Zambia’s kwacha is Africa’s best performing currency in 2024
Zambia’s kwacha has emerged as Africa’s top-performing currency against the U.S. dollar in 2024, appreciating by 13.8% to 22.8, according to LSEG data. This notable surge follows the central bank’s implementation of stringent monetary policies, including raising commercial banks’ reserve ratios and increasing interest rates earlier in the month. These measures were aimed at reversing the kwacha’s decline, which had contributed to inflationary pressures.
While the kwacha has experienced a slight weakening this week, settling at 22.5 to $1, it remains over 20% stronger than the record low of 27.23 reached on February 6. Analysts, including Danny Greef, Co-Head of Africa at research firm ETM Analytics, have described the kwacha’s performance in 2024 as remarkable. However, sustainability in its strength hinges on the country’s ability to attract more foreign investment.
Zambian officials attribute the challenges to stalled debt restructuring, now in its fourth year, hindering overseas investment and contributing to the kwacha’s weakness. Additionally, despite government efforts to boost the copper production sector—a major foreign exchange earner for Zambia—output has declined.
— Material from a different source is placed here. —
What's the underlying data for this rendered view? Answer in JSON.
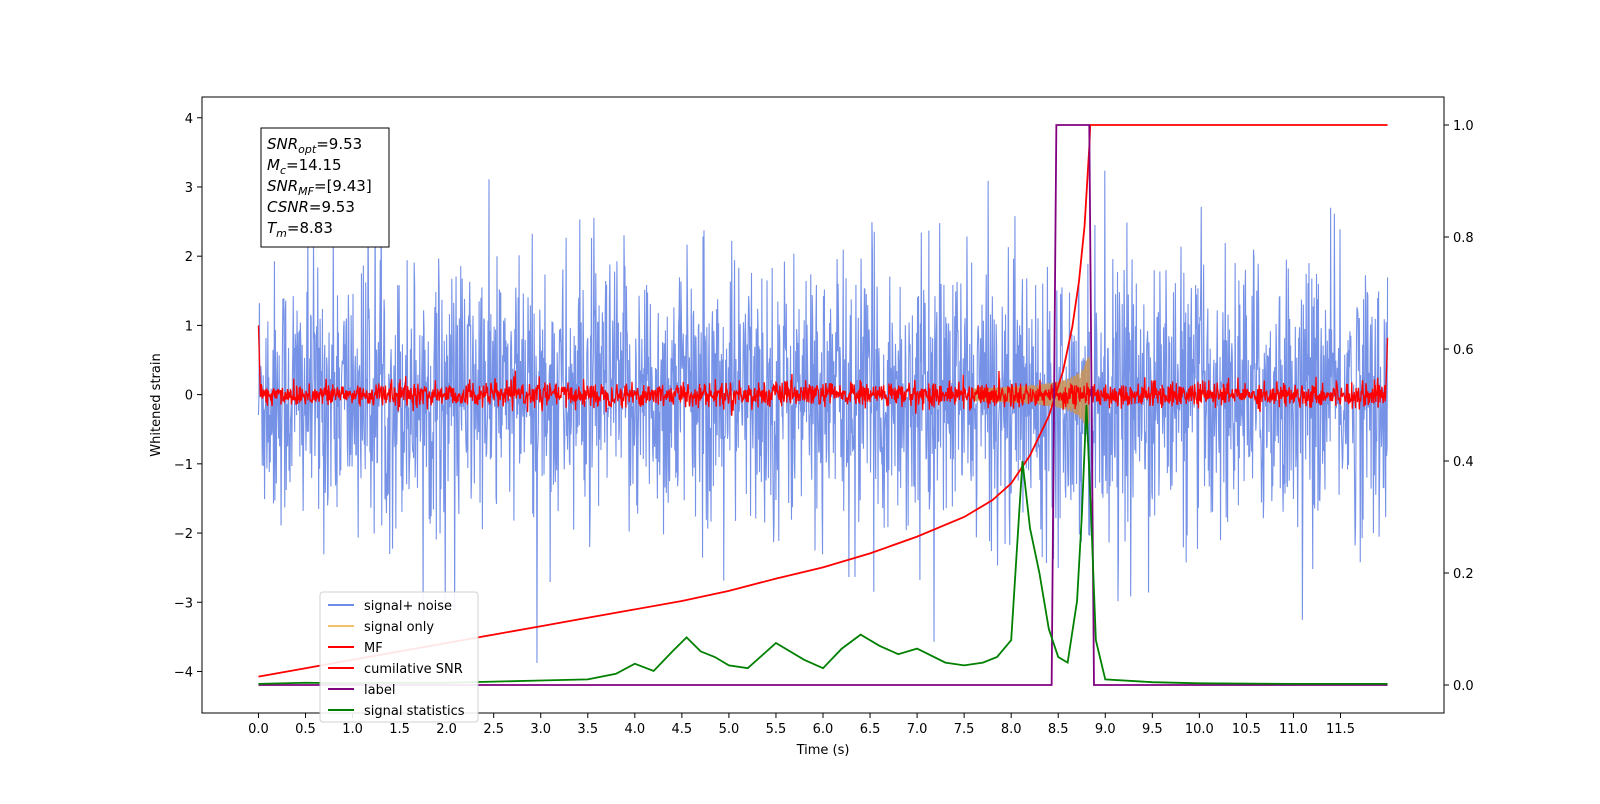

Bank of Zambia Governor Denny Kalyalya explained that recent measures were implemented to curb excessive demand and anticipate a forthcoming increase in supply, primarily from the mining sector. The government is actively working on arrangements for new investors to take over Mopani and Konkola Copper Mines. Companies such as KoBold Metals are also engaged in exploration, committing to fund new projects.
Economist Munyumba Mutwale anticipates a stabilizing kwacha, hovering around 21-22 per dollar. However, sustained strengthening would require increased foreign currency flows. Analysts emphasize the importance of the government adhering to fiscal consolidation and balance of payments reforms to create an attractive policy environment. The resolution of the external debt restructuring exercise is viewed as instrumental in providing clarity on hard-currency and fiscal obligations, potentially unlocking investment flows into Zambia.